After experiencing record lows in April and May as the country shut down in an attempt to contain the coronavirus pandemic, June’s transportation figures are more hopeful. Experts cautiously agree that the shipping industry is bouncing back and project that this is a reflection of the overall economy. Here’s what we know to date.
Comparing year-over-year volumes, the Canada Border Services Agency reported that approximately 87,500 truck drivers crossed from the U.S. to Canada during the last week of June in both 2019 and 2020. These numbers are promising, indicating that cross-border freight volumes are rebounding from the impacts of COVID-19, while also remaining steady during two major U.S. holidays and the roll out of the United States-Mexico-Canada Agreement (USMCA). This is also the “first time since March that weekly truck crossings have matched their seasonal norms.”
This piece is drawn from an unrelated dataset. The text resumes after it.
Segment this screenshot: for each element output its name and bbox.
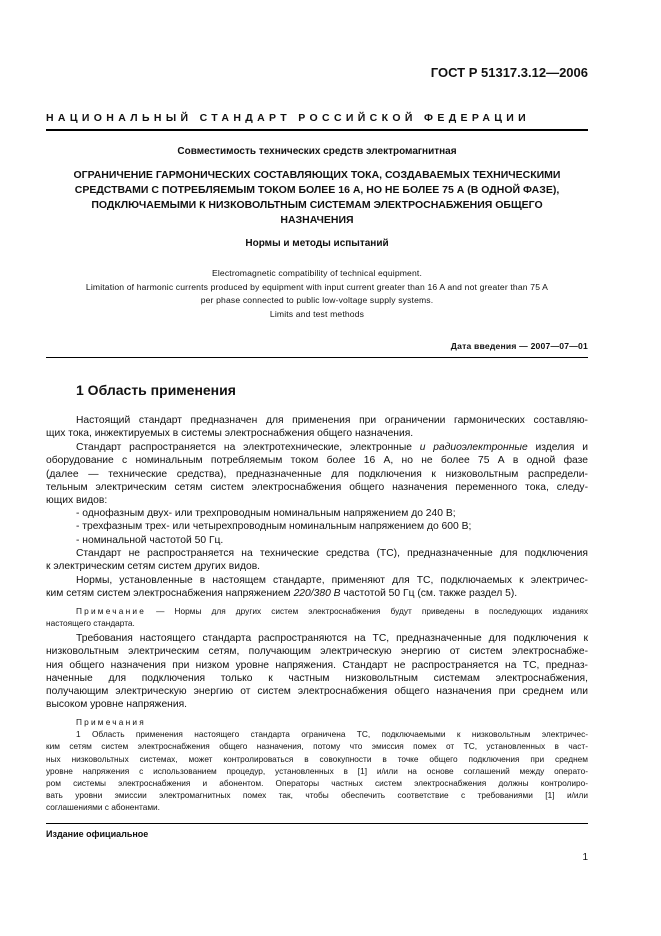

Because 2018 was a banner year for freight volumes, some argue that it makes for a better year-over-year comparison. In a two-year stack comparison, the 2020 freight volumes are currently +5% over 2018’s numbers.
Also in June, the Logistics Manager’s Index showed improvements in inventory levels, warehousing utilization, warehousing prices, transportation utilization, and transportation prices. The Index measurement grew by seven points, marking its highest rate since February 2019.
Shipments from Falvey Shippers clients echo the market fluctuations, decreasing -39% between February and May 2020 as a result of coronavirus. In June, client shipments rebounded to February volumes.
Slowly Increasing Capacity
Shipping capacity has been slower to recover, but is starting to react to increasing volumes.
In part, the Payment Protection Program (PPP) has helped buoy capacity by infusing the transportation and warehousing sector with $17 billion in funds. To some extent, PPP has helped keep people employed and businesses operational during the nationwide shutdowns.
Carriers are also beginning to show indications that they are confident in declining freight and seeking competitive pricing. As long as volumes remain high, it’s reasonable to expect both tender rejections and upward pressure on rates to increase.
Our team at Falvey Shippers will continually monitor industry shifts and how the evolving COVID-19 mandates affect the overall supply chain and our clients. Domestic shipping stands to experience dramatic growth if trends such as on-shore manufacturing and accelerated adoption of “at-home” technologies become priorities to help contain coronavirus spikes.